Secure entry systems to be added to all Fargo elementary, middle schoolsFARGO – It was cold, with a stiff wind and snow out of the south Tuesday, as a heavily bundled Roxane Meidinger pressed a button just outside the northwest entry to Roosevelt Elementary School.
By: Helmut Schmidt, INFORUM
FARGO – It was cold, with a stiff wind and snow out of the south Tuesday, as a heavily bundled Roxane Meidinger pressed a button just outside the northwest entry to Roosevelt Elementary School.
Meidinger was buzzed into the school almost immediately, but the Roosevelt mom said she would have put up with waiting a few minutes for the extra safety Roosevelt’s security system provides for her son and other children.
“I’m glad they have it,” Meidinger said. “It keeps everybody safe. We’re a small school, but things can happen anywhere.”
Roosevelt has had a controlled access entry for about a year, with Longfellow and nearby Horace Mann elementary schools adding the systems last fall in a test designed to provide more protection for Fargo’s public schools.
The feedback from the experiment has been so good that Superintendent Jeff Schatz said Tuesday that the systems, which include cameras, intercoms and electronic locks, will be installed in all of the district’s elementary and middle schools in coming weeks.
Schatz estimates it will cost $2,000 per school to get the systems installed, perhaps $30,000 overall.
“It definitely gives you an indication of who’s at the door.

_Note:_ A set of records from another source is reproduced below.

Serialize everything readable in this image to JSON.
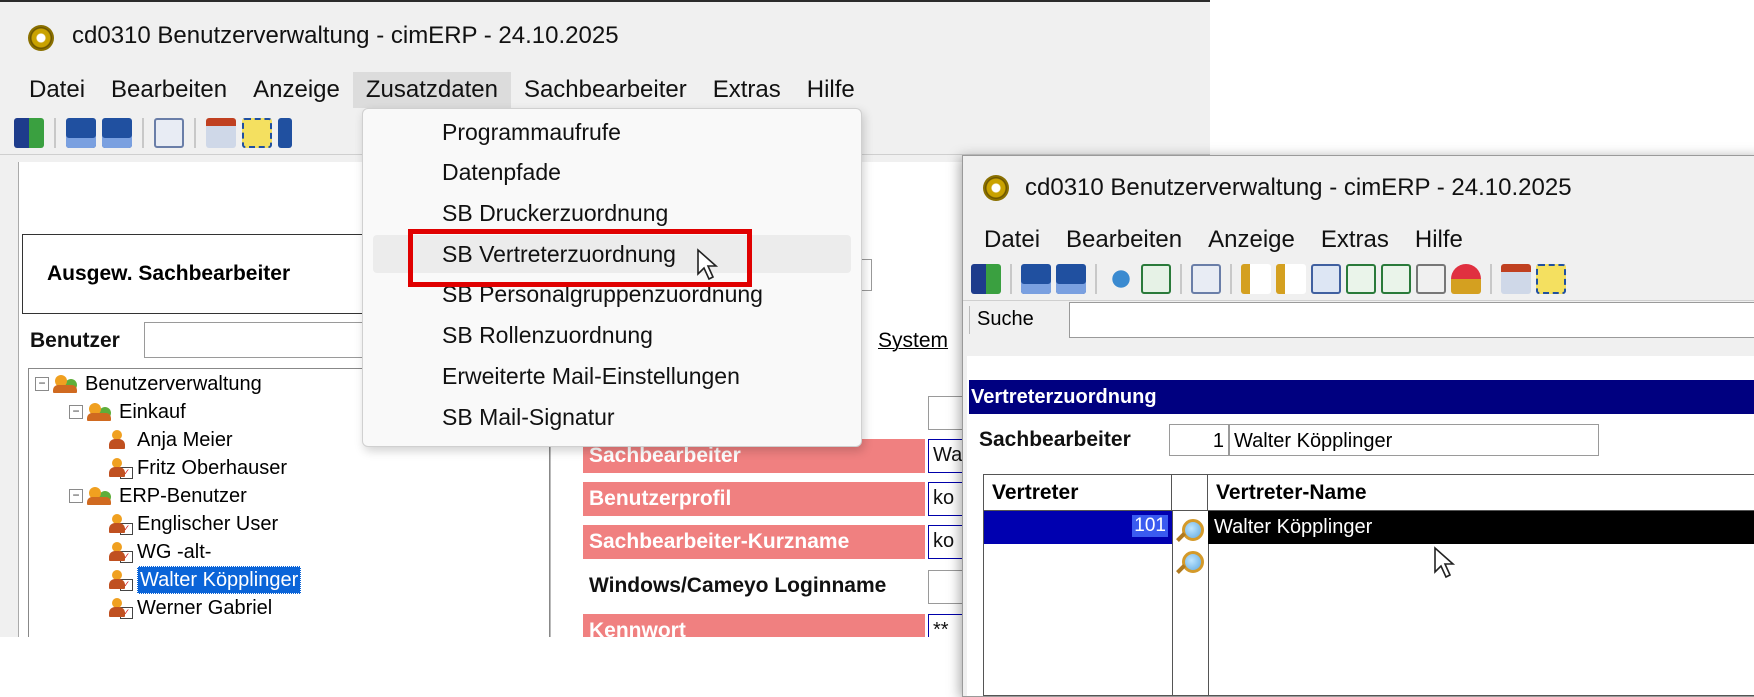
{
  "back_window": {
    "title": "cd0310 Benutzerverwaltung - cimERP - 24.10.2025",
    "menu": [
      "Datei",
      "Bearbeiten",
      "Anzeige",
      "Zusatzdaten",
      "Sachbearbeiter",
      "Extras",
      "Hilfe"
    ],
    "group_label": "Ausgew. Sachbearbeiter",
    "benutzer_label": "Benutzer",
    "system_label": "System",
    "tree": {
      "root": "Benutzerverwaltung",
      "group1": "Einkauf",
      "g1_items": [
        "Anja Meier",
        "Fritz Oberhauser"
      ],
      "group2": "ERP-Benutzer",
      "g2_items": [
        "Englischer User",
        "WG -alt-",
        "Walter Köpplinger",
        "Werner Gabriel"
      ]
    },
    "fields": {
      "sachbearbeiter": "Sachbearbeiter",
      "sachbearbeiter_val": "Wa",
      "benutzerprofil": "Benutzerprofil",
      "benutzerprofil_val": "ko",
      "kurzname": "Sachbearbeiter-Kurzname",
      "kurzname_val": "ko",
      "windows_login": "Windows/Cameyo Loginname",
      "kennwort": "Kennwort",
      "kennwort_val": "**"
    }
  },
  "dropdown": {
    "items": [
      "Programmaufrufe",
      "Datenpfade",
      "SB Druckerzuordnung",
      "SB Vertreterzuordnung",
      "SB Personalgruppenzuordnung",
      "SB Rollenzuordnung",
      "Erweiterte Mail-Einstellungen",
      "SB Mail-Signatur"
    ],
    "highlighted": "SB Vertreterzuordnung"
  },
  "front_window": {
    "title": "cd0310 Benutzerverwaltung - cimERP - 24.10.2025",
    "menu": [
      "Datei",
      "Bearbeiten",
      "Anzeige",
      "Extras",
      "Hilfe"
    ],
    "search_label": "Suche",
    "section_title": "Vertreterzuordnung",
    "sachbearbeiter_label": "Sachbearbeiter",
    "sachbearbeiter_nr": "1",
    "sachbearbeiter_name": "Walter Köpplinger",
    "grid": {
      "headers": [
        "Vertreter",
        "",
        "Vertreter-Name"
      ],
      "rows": [
        {
          "nr": "101",
          "name": "Walter Köpplinger"
        }
      ]
    }
  },
  "colors": {
    "selection": "#0a64d8",
    "section_header": "#000080",
    "required_field": "#f08080",
    "highlight_box": "#e00000"
  }
}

It’s just that next step of providing that next layer of security,” Schatz said. “I like what we’re doing with this.”
Once someone is allowed access, they must then go to the school’s main office to sign in.
Schatz said the December 2012 mass killings at Sandy Hook Elementary School in Newtown, Conn., put a new focus on elementary school security.

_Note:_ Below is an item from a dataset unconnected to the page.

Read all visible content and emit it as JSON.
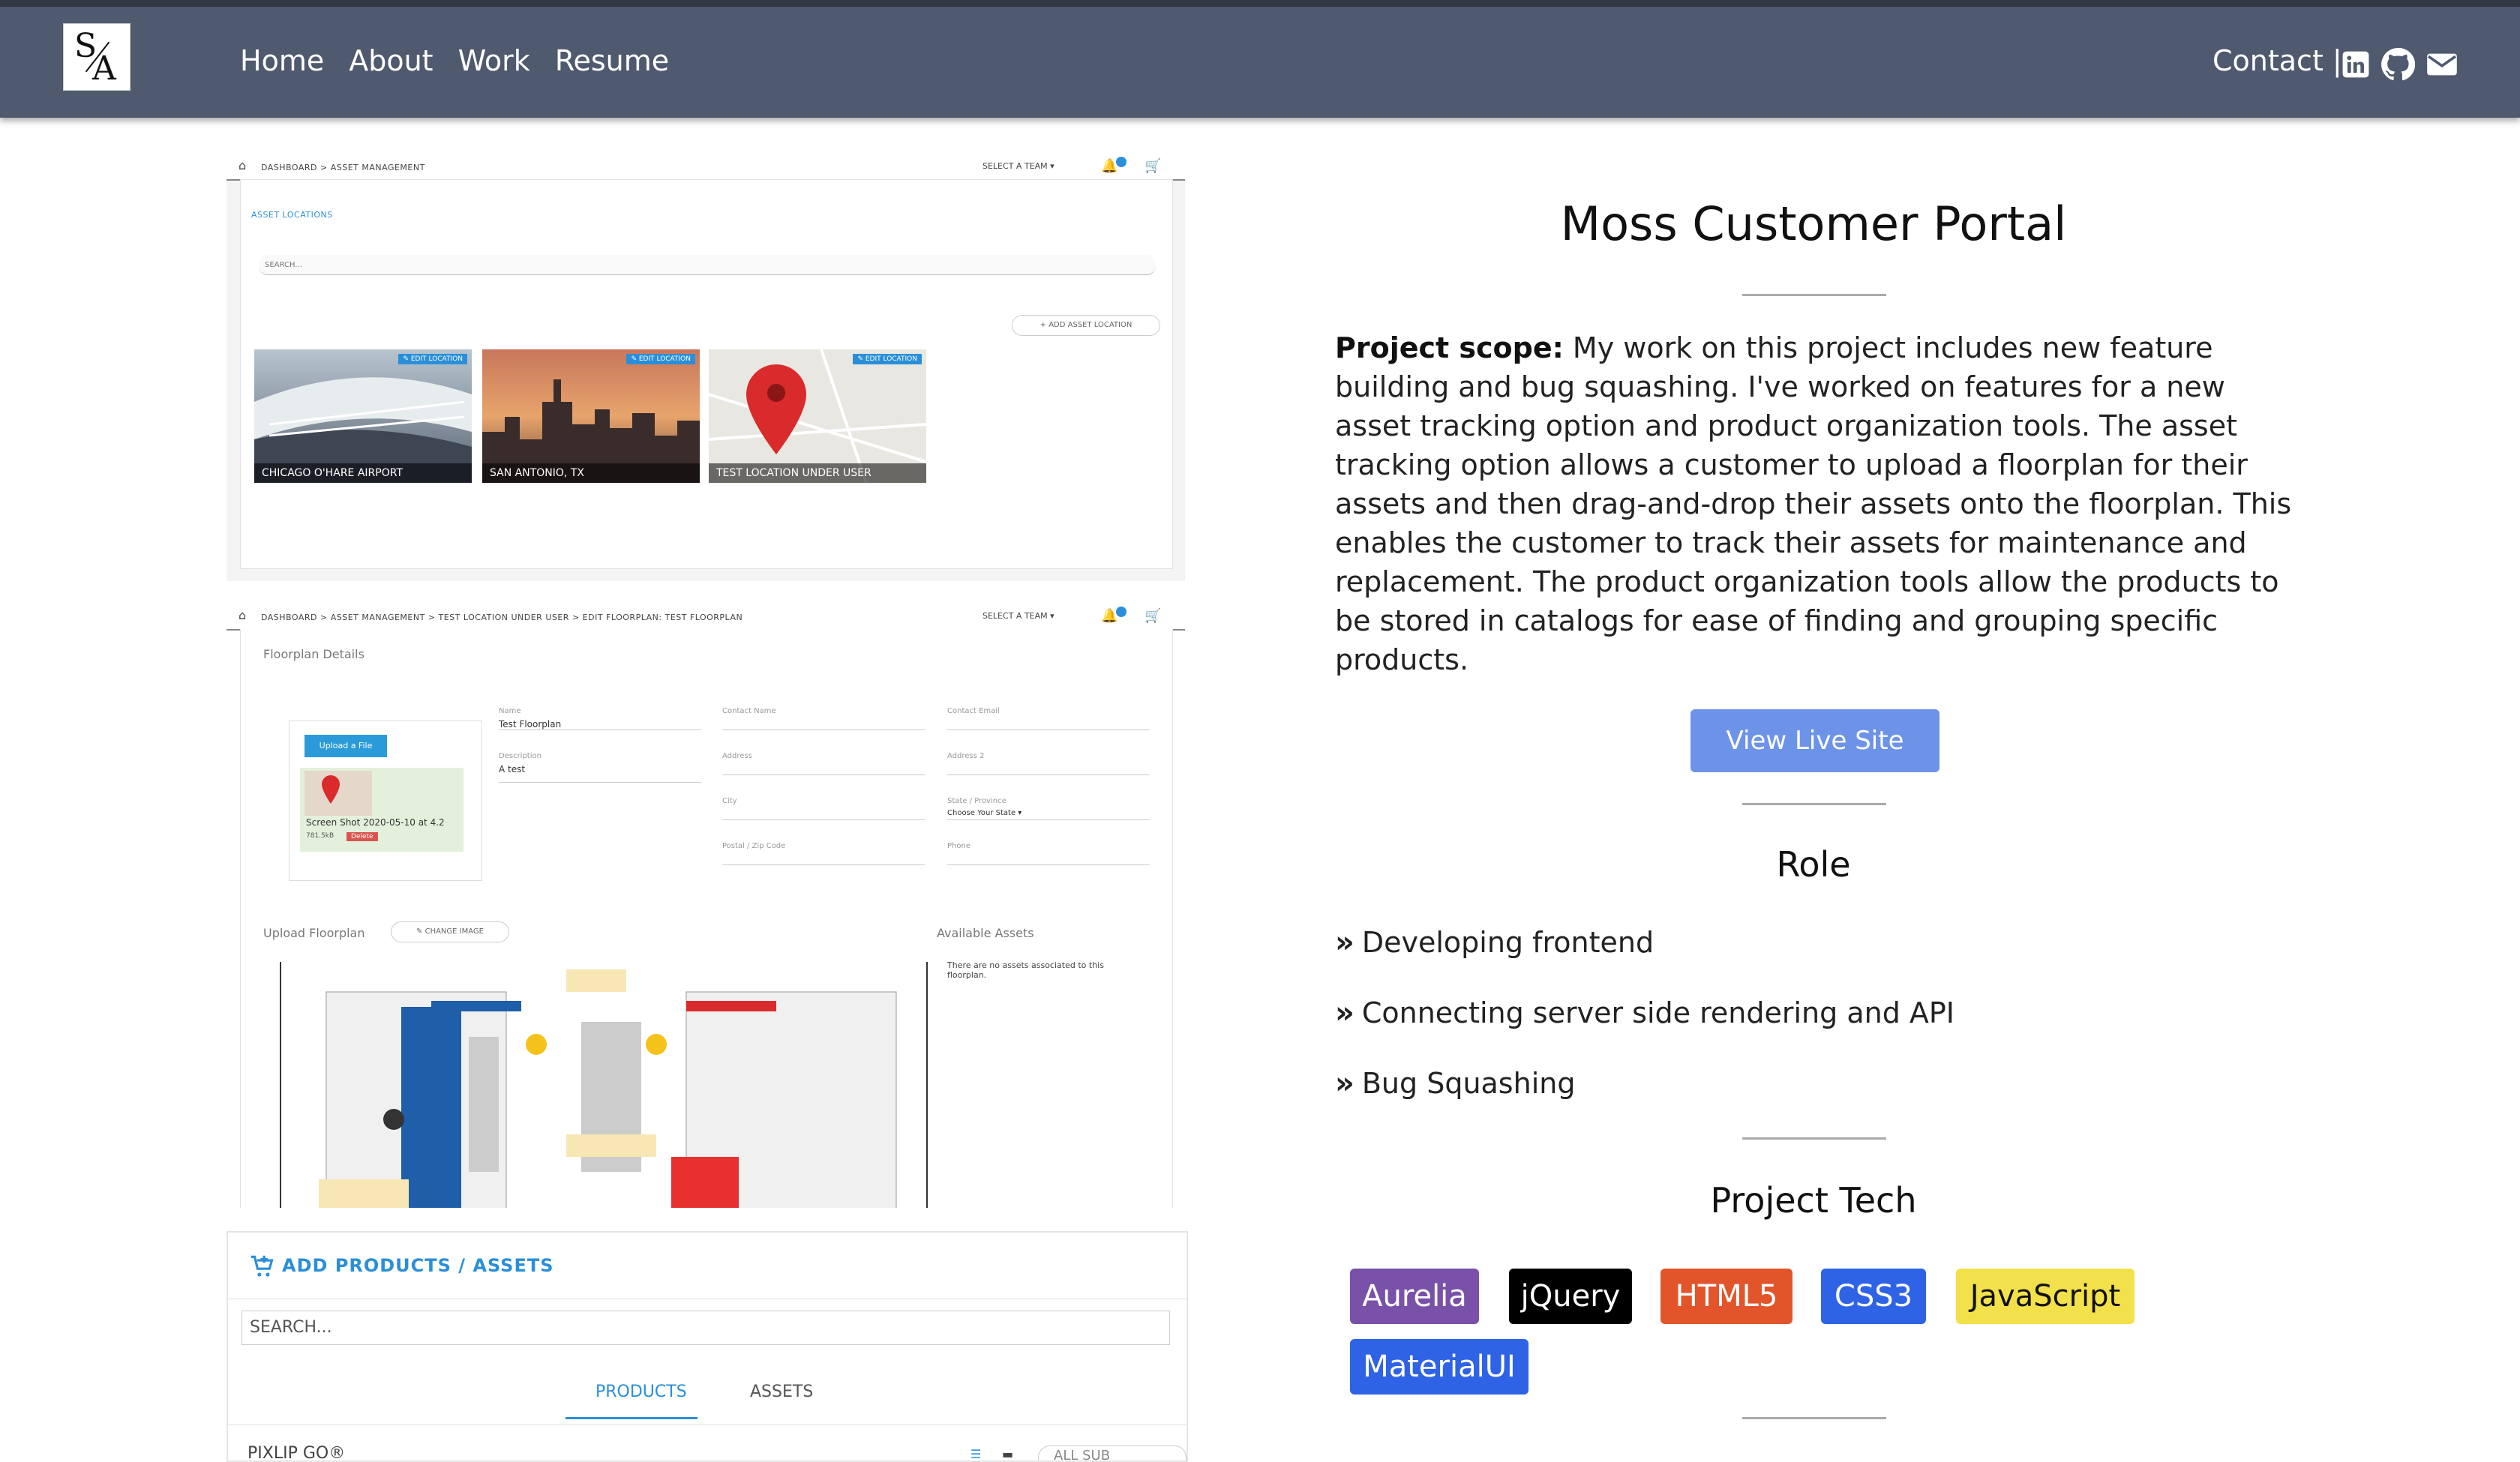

The North Dakota Legislature not long after agreed to set aside $3 million in school district safety grants for the 2013-15 biennium.
The money can be used to buy, install and maintain alarms, cameras, electronic door locks, emergency response call buttons, intercom systems, key or pass cards, metal detectors and other safety equipment.
School districts need to provide matching funds to access the state dollars.
Schatz said the Fargo School District is eligible for about $325,000 under the state program. He said district staff members are looking to see if camera systems should be updated. Schools are also being studied to determine if entrances can be reconfigured to funnel parents and other visitors through the main offices.
Kim Colwell, principal of the paired Roosevelt and Horace Mann schools, said PTA members are on board with adding the security systems, even knowing there might be times they might have to wait while office personnel handle other problems.
Colwell said the system won’t stop a determined assault on the school but should give staff time to call 911.
“It really makes us aware of who walks in the building and that they are in our building,” he said.
The older schools are designed with offices in the center of the building. Colwell said in years past, someone could enter Roosevelt and be on the third floor without anyone in the office having a clue.
Installation of the security system last year allowed Roosevelt staff to deny access to a person who appeared to be an intoxicated transient, Colwell said.
“It’s a great deal. Just another level of security,” Colwell said.